TONIGHT sees the screening of the first part of a two-part BBC documentary, The Papers, which goes behind the scenes at The Herald and its sister titles, the Evening Times and The National. It’s not, however, the first time that TV cameras have caught The Herald in action.
In January 1983, on the occasion of our bicentenary, STV showed, live, a champagne celebration at Glasgow’s City Chambers; the following night, BBC1 broadcast ‘Friday’s Herald’, a 30-minute documentary representing 24 hours in the life of the newspaper. Six camera teams - four at the main office in Albion Street, and one each in our Edinburgh and London offices - covered all the activity that was poured into producing an issue of the Herald.
Special programmes marking the bicentenary were also produced for Radio Scotland and Radio Clyde. Messages of congratulation were received from, amongst others, Ronald Reagan, the US President.
“This happy occasion,” read the letter bearing the presidential seal, “brings many thoughts to mind: in the first place, the importance of a free and responsible press to the survival and the success of a free society. It is axiomatic that a nation predicated on the consent of the governed requires an informed citizenry.
“The Glasgow Herald can look back over its two centuries of service with pride in the way it has discharged its duty.”
A front-page leading article on January 27 said the Herald was now Scotland’s most successful quality national newspaper as well as its oldest, “and indeed may claim to be the oldest national newspaper in the English-speaking world”. Since the war, the Herald’s circulation had almost doubled and, despite the then current recession, had already shown an increase.
But it was not all plain sailing, as the article conceded: “The printed word is no longer the chief source of primary news, although the supreme medium for detail and opinion, and the Herald, in its next 200 years, must fight off all the challenges the new technologies can muster.”
It goes without saying that this was all a long time before the mass migration online, 24-hour news on demand on smartphones, and shrinking newsrooms.
Before it moved to Albion Street the paper was based in Buchanan Street (main image, far right; picture taken in 1950). From time to time we ran photographs of departments that readers otherwise never saw, such as the caseroom (right, bottom, taken in 1953). The paper was always proud of the contribution of its photographers: Lord Provost Michael Kelly is seen here in 1980 (right, top) at an exhibition of their work.

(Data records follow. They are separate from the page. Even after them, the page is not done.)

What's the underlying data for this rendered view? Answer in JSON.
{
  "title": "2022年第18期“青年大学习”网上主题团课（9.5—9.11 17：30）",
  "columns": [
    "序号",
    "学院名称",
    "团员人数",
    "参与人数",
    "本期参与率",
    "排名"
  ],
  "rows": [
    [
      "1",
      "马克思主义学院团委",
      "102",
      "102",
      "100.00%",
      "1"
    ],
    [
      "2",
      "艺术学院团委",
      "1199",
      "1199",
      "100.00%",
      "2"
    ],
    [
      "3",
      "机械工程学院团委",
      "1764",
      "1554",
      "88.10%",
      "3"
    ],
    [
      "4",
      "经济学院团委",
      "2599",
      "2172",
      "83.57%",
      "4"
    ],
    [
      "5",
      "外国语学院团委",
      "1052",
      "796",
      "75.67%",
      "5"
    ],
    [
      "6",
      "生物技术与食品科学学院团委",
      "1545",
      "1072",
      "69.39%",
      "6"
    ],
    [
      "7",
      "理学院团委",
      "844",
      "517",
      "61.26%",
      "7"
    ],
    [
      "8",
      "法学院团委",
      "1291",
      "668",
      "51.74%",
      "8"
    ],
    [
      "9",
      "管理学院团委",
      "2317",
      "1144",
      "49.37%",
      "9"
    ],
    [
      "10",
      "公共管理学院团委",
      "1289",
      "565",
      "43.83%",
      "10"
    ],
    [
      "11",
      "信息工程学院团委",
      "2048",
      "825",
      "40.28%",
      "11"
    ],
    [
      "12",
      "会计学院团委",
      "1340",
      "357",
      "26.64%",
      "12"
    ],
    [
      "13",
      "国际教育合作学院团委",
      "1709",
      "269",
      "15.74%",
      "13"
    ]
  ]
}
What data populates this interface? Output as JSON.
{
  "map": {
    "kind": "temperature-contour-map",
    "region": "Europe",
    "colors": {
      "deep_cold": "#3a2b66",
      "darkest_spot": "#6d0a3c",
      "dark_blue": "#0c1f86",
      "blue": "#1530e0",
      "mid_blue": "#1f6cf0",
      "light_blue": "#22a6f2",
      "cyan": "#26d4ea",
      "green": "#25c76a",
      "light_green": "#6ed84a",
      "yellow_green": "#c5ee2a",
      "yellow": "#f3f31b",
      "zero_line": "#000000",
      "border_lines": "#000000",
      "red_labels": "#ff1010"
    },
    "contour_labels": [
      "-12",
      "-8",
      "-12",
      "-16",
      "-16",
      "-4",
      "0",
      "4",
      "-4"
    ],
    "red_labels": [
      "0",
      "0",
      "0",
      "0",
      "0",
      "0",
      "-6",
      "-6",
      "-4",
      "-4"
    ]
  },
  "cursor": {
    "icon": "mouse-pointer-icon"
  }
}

One reader’s letter printed on January 27 said that the Herald had come into his house for more than 70 years, beginning with his late grandfather and continuing with his uncles and now the reader himself. All of them had worked in the ironmongery trade.
Another reader that day said he had retired eight years earlier from the Herald Despatch Department. “I still miss the printer’s ink”, he wrote, “and the atmosphere.”